Question

In: Operations Management

Consider the leadership dynamics of the several types of change illustrated in Chapter 9 (Leadership, Enhancing...

Consider the leadership dynamics of the several types of change illustrated in Chapter 9 (Leadership, Enhancing the Lessons ofExperience), then answer the following questions:

Share your own experience with one of the types of change—anticipatory, reactive, or crisis—from either a leader or follower perspective.

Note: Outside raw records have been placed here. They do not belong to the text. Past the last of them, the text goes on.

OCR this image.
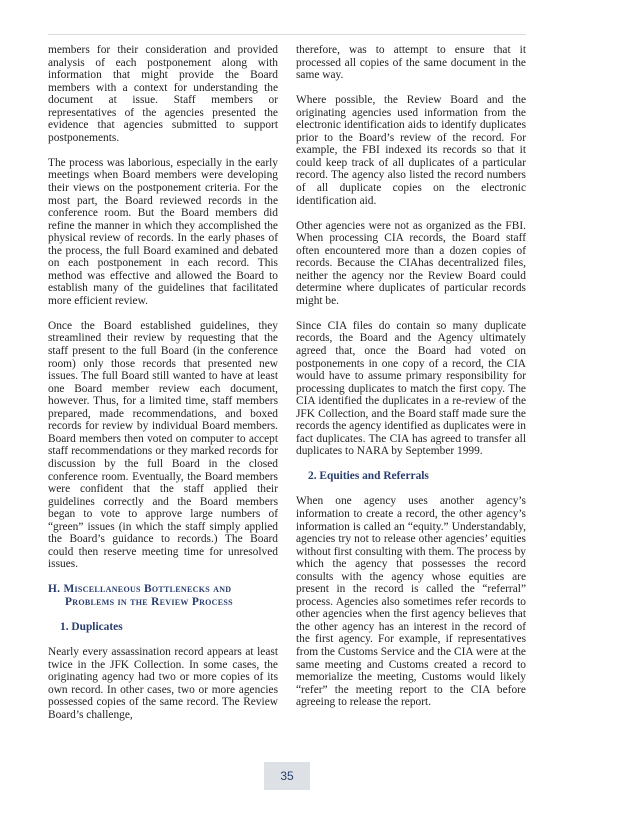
members for their consideration and provided analysis of each postponement along with information that might provide the Board members with a context for understanding the document at issue. Staff members or representatives of the agencies presented the evidence that agencies submitted to support postponements.

The process was laborious, especially in the early meetings when Board members were developing their views on the postponement criteria. For the most part, the Board reviewed records in the conference room. But the Board members did refine the manner in which they accomplished the physical review of records. In the early phases of the process, the full Board examined and debated on each postponement in each record. This method was effective and allowed the Board to establish many of the guidelines that facilitated more efficient review.

Once the Board established guidelines, they streamlined their review by requesting that the staff present to the full Board (in the conference room) only those records that presented new issues. The full Board still wanted to have at least one Board member review each document, however. Thus, for a limited time, staff members prepared, made recommendations, and boxed records for review by individual Board members. Board members then voted on computer to accept staff recommendations or they marked records for discussion by the full Board in the closed conference room. Eventually, the Board members were confident that the staff applied their guidelines correctly and the Board members began to vote to approve large numbers of “green” issues (in which the staff simply applied the Board’s guidance to records.) The Board could then reserve meeting time for unresolved issues.

H. Miscellaneous Bottlenecks and
Problems in the Review Process
1. Duplicates

Nearly every assassination record appears at least twice in the JFK Collection. In some cases, the originating agency had two or more copies of its own record. In other cases, two or more agencies possessed copies of the same record. The Review Board’s challenge,

therefore, was to attempt to ensure that it processed all copies of the same document in the same way.

Where possible, the Review Board and the originating agencies used information from the electronic identification aids to identify duplicates prior to the Board’s review of the record. For example, the FBI indexed its records so that it could keep track of all duplicates of a particular record. The agency also listed the record numbers of all duplicate copies on the electronic identification aid.

Other agencies were not as organized as the FBI. When processing CIA records, the Board staff often encountered more than a dozen copies of records. Because the CIAhas decentralized files, neither the agency nor the Review Board could determine where duplicates of particular records might be.

Since CIA files do contain so many duplicate records, the Board and the Agency ultimately agreed that, once the Board had voted on postponements in one copy of a record, the CIA would have to assume primary responsibility for processing duplicates to match the first copy. The CIA identified the duplicates in a re-review of the JFK Collection, and the Board staff made sure the records the agency identified as duplicates were in fact duplicates. The CIA has agreed to transfer all duplicates to NARA by September 1999.

2. Equities and Referrals

When one agency uses another agency’s information to create a record, the other agency’s information is called an “equity.” Understandably, agencies try not to release other agencies’ equities without first consulting with them. The process by which the agency that possesses the record consults with the agency whose equities are present in the record is called the “referral” process. Agencies also sometimes refer records to other agencies when the first agency believes that the other agency has an interest in the record of the first agency. For example, if representatives from the Customs Service and the CIA were at the same meeting and Customs created a record to memorialize the meeting, Customs would likely “refer” the meeting report to the CIA before agreeing to release the report.

35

What can you learn from this experience and the lessons acquired from the Chapter 9 reading on how to initiate positive change in an organization?

Solutions

Expert Solution

Based on the impact of urgency on the change, changes can be divided into 3 categories, namely crisis change, where problems have reached an acute state; reactive change, where a situation which is prompting the change may be positive or problematic, and, anticipatory change (logical incrementalism), where the change takes place with the longest perspective, it is perused in incremental and careful steps.

My experience relates to reactive change. In a garment manufacturing facility, I headed the industrial engineering department, and the production floor plagued with stagnant efficiencies, which did indicate consistency, but also highlighted no growth in operator performance. To overcome this situation, we moved from standard wage rate system to piece rate system on the production floor. As a leader, the change was meant to address decline in performance, but we also got an opportunity to exploit a new system on the floor, which not only helped us improve overall employee efficiency, but also affected employee morale as their earning capability grew. This also developed a feeling of ownership in the operators, which encouraged team behavior in the lines, where operators tried to fasten bottleneck operations to ensure the flow in the line is consistent, and in long term the overall quality from the lines also improved.

The lessons I learned as a leader through this change process, was involving the operators (every level of employees affected by change) is crucial for successful implementation of reactive change. Why the change is needed, how the change will happen, and how will the operators be affected has to be communicated transparently and it has to be ensured that the management and the operators are on the same page to make the change a success.